Il sindacato che vorrei

Il sindacato che vorrei

Relazione del Segretario Generale Gigi Bonfanti al Consiglio Generale del 13 e 14 dicembre 2017

Una visione orientata al futuro, che produce pensiero e progetto, non può prescindere dal profilo etico. Infatti l'etica e l'impegno pubblico non possono essere in contrasto, nei loro riflessi, verso la società e la comunità.

La mercificazione delle società globalizzate, la precarietà ed il lavoro non degno, la crisi delle reti relazionali, la solitudine ed il disagio della longevità richiedono di ricreare una nuova domanda di senso e di ideali, di valorizzare le forze latenti di solidarietà e di innovazione sociale nel contesto di una visione d'assieme adeguata.

Per un sindacato nuovo diventa essenziale la ripresa di un'etica sociale perché il fare sindacato è un atto di generosità verso la collettività, è una sfida verso la disuguaglianza e la marginalità, è un faro sul sociale, sul lavoro, sulle condizioni di vita, sull'evoluzione del tempo.

Il sindacato diventa uno strumento per mettere la persona in rapporto con gli altri superando il mito dell'individualismo, della mancanza di futuro e della società del rancore e favorendo il tempo dell'impegno, del dono, della testimonianza.

La comunità diventa la sede del collegamento con gli altri, dove partecipiamo, perseguendo un vantaggio comune, la creazione di valore e la crescita del benessere. Il partecipare consente di alzare l'obiettivo dal singolo alla pluralità, dall'esclusione allo sviluppo della relazione.

Ponendo l'attenzione sulla rinnovata centralità del lavoro, sull'importanza e sul ruolo della cura tracciamo il percorso per un'inedita forma di alleanza intergenerazionale, rivolta a salvare i giovani dalla stagnazione e gli anziani da una progressiva perdita di protezione.

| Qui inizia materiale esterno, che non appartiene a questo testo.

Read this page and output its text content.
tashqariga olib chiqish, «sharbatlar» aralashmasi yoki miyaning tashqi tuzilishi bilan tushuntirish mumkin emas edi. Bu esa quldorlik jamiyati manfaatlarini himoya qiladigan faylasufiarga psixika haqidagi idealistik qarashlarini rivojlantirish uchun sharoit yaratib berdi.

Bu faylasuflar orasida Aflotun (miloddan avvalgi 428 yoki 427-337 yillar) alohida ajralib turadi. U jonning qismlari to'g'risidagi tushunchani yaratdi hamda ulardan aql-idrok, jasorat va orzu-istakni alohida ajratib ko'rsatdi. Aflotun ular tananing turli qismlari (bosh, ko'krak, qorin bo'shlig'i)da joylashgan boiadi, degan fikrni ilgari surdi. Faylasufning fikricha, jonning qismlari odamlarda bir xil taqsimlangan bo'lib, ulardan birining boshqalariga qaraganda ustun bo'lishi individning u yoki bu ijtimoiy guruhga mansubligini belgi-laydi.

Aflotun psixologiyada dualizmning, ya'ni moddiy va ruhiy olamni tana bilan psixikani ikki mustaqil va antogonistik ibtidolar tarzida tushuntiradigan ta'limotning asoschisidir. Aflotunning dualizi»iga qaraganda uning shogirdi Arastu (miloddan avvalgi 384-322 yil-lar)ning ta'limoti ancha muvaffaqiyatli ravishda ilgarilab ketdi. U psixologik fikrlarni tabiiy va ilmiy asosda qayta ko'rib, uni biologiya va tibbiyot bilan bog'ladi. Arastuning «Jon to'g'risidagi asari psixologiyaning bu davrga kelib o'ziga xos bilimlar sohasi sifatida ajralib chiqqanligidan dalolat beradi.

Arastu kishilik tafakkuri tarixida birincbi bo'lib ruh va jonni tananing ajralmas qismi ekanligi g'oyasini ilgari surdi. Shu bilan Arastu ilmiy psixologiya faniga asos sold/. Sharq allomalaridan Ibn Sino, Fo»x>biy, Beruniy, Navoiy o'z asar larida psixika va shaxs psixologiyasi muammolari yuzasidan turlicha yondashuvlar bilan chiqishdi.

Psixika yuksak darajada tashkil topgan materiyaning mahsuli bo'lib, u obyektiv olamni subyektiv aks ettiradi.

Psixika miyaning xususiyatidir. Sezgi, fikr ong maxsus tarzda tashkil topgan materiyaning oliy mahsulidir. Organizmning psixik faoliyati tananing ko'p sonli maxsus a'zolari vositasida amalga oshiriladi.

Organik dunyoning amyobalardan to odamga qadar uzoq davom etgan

Per questo fine il sindacato deve sapere leggere il clima sociale, deve essere in grado di intrepretare i cambiamenti, deve essere capace di rielaborare i diversi input e sintetizzarli in progetti condivisi e praticabili. L'economia si sta riprendendo, ma è tutto da dimostrare se le tracce di sviluppo dureranno nel tempo e se l'incremento di ricchezza sarà equamente redistribuito tra i diversi gruppi sociali.

I problemi della persona comunque sono più ampi e coinvolgenti, l'invecchiamento rende la società più fragile e vulnerabile, le sacche di povertà stravolgono i quartieri e le periferie, la solitudine divora la longevità.

Cresce la domanda di un nuovo legame sociale, di una speranza oltre l'orizzonte. Sale la domanda di sindacato, di protezione, di creatività, di progetto di vita. Occorre un sindacato nuovo per dirigere realmente la rotta, per superare gli elementi di drammatica fragilità e per valorizzare i fattori di una ritrovata vitalità.

Ma per recitare un ruolo da protagonista, di guida degli associati, di attrazione di giovani e di anziani, diventa necessario che la Fnp si rafforzi come sindacato “aperto”, favorendo l'incontro con le marginalità della vita, aprendosi all'ascolto e al dialogo, forzando le barriere per essere più incisiva. Riscoprendo, da sindacato laico, la propria matrice cristiana, assolvendo al ruolo di servire, ed evitando il pericolo di servirsi.

Con questo stile la classe dirigente, espressa dal 18° Congresso nazionale che ha segnato la discontinuità dello scenario temporale della Fnp, renderà più evidente il suo radicale profilo riformatore, necessario per un contributo significativo al movimento sindacale confederale, per un approccio responsabile ed innovativo al bene comune e per un patto sociale che saldi in modo costruttivo la relazione intergenerazionale.